Read I Have Lost My Way Page 4


  The Friday after the cousins left, Abu asked me if I wanted to go to ’Asr again. I liked going to mosque with him, having time alone with him. But I’d been taught that Allah could see into our hearts. He would see me. I knew I couldn’t let that happen. I told Abu that I didn’t want to go anymore.

  Abu sighed and frowned, but he didn’t argue. Saif had paved the road for me. He thought I was just being rebellious. I was just being American.

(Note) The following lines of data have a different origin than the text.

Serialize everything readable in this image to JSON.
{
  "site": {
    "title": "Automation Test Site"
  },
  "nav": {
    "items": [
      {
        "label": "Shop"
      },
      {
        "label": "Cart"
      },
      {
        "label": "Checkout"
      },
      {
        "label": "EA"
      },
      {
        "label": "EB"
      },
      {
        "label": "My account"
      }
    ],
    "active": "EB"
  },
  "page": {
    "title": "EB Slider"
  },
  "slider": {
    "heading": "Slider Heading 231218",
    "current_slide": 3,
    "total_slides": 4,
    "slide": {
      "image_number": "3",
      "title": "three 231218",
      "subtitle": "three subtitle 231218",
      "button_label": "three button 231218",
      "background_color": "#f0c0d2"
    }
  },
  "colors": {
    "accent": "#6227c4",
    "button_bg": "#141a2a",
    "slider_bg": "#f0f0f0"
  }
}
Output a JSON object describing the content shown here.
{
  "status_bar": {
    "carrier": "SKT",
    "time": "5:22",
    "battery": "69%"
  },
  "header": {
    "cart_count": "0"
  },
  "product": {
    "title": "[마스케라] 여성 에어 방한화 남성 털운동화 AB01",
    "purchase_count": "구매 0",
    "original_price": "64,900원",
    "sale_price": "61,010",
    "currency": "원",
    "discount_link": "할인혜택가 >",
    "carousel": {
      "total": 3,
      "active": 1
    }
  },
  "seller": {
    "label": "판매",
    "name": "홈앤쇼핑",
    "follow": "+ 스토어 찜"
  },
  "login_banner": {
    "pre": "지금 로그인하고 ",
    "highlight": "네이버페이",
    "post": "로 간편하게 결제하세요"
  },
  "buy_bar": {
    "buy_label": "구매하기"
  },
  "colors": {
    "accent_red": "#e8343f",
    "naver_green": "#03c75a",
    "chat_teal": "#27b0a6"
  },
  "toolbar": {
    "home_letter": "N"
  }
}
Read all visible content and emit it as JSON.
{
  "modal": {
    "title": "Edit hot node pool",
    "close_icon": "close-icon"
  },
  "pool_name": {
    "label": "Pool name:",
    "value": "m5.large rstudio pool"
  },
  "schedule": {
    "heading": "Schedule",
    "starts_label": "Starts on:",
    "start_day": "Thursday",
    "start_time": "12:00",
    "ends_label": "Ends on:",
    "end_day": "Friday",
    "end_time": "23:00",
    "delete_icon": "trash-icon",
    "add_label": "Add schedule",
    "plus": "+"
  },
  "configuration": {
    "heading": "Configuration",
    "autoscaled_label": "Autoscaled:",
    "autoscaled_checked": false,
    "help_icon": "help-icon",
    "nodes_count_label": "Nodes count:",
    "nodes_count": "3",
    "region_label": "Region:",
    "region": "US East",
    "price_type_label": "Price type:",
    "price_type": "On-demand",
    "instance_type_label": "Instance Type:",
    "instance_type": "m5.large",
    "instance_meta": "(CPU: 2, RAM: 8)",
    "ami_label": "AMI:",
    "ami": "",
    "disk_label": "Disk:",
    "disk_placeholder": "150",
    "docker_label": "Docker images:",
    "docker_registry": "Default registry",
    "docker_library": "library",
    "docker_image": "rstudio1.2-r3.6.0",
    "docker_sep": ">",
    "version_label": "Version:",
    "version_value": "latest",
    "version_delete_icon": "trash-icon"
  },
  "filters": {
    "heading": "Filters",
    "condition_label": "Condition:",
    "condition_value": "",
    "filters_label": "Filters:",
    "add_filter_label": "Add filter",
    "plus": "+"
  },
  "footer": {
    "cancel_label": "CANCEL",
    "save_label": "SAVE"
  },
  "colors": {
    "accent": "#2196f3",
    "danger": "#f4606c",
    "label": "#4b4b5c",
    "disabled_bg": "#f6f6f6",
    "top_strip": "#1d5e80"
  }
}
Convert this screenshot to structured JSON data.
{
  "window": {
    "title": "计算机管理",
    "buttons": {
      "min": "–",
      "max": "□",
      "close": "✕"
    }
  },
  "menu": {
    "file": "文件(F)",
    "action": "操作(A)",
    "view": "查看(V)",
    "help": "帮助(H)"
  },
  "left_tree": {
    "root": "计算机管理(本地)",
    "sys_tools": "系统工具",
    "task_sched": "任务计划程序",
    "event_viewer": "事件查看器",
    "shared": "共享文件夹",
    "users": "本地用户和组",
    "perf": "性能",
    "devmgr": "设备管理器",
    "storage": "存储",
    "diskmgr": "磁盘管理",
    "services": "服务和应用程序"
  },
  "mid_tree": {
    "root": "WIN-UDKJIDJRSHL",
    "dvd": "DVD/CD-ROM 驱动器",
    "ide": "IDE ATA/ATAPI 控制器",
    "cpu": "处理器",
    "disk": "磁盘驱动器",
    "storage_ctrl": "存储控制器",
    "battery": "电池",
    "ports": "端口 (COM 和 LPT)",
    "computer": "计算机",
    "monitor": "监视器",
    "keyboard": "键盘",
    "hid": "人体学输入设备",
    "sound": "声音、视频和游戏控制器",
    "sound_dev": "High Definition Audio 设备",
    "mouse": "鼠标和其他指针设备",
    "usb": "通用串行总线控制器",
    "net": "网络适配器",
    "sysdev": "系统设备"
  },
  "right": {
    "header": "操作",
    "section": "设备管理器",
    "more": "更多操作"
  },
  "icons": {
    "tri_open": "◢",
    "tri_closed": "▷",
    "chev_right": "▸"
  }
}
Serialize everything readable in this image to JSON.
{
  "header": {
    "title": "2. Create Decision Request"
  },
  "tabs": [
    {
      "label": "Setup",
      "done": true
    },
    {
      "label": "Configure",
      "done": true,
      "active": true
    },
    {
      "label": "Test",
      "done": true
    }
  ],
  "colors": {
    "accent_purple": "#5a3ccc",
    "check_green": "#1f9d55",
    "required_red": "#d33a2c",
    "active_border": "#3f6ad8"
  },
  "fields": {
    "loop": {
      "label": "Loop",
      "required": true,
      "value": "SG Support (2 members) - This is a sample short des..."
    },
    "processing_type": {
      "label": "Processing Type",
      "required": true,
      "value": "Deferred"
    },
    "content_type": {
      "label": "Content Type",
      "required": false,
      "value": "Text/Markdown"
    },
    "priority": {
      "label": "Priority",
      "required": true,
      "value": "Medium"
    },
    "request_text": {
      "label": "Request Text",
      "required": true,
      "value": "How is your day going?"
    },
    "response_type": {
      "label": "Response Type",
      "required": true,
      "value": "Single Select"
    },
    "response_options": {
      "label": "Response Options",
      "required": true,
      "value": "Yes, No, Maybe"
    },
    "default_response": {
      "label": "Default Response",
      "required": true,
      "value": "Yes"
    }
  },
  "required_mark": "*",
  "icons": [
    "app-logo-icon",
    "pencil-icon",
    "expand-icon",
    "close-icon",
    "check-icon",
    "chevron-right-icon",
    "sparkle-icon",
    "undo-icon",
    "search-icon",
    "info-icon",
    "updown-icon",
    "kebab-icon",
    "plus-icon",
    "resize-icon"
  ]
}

I let him think that.

  It was the first time I lied to him.

  THE ORDER OF LOSS

  PART III

  NATHANIEL

  When I was seven years old my father read me The Lord of the Rings for the first time.

  “Don’t tell your mother,” he whispered.

  “Why is he still awake?” my mother would complain when a half hour later we were still reading, and I was more keyed up than ever, visions of orcs and elves swimming in my head. “You’re supposed to be putting him to sleep.”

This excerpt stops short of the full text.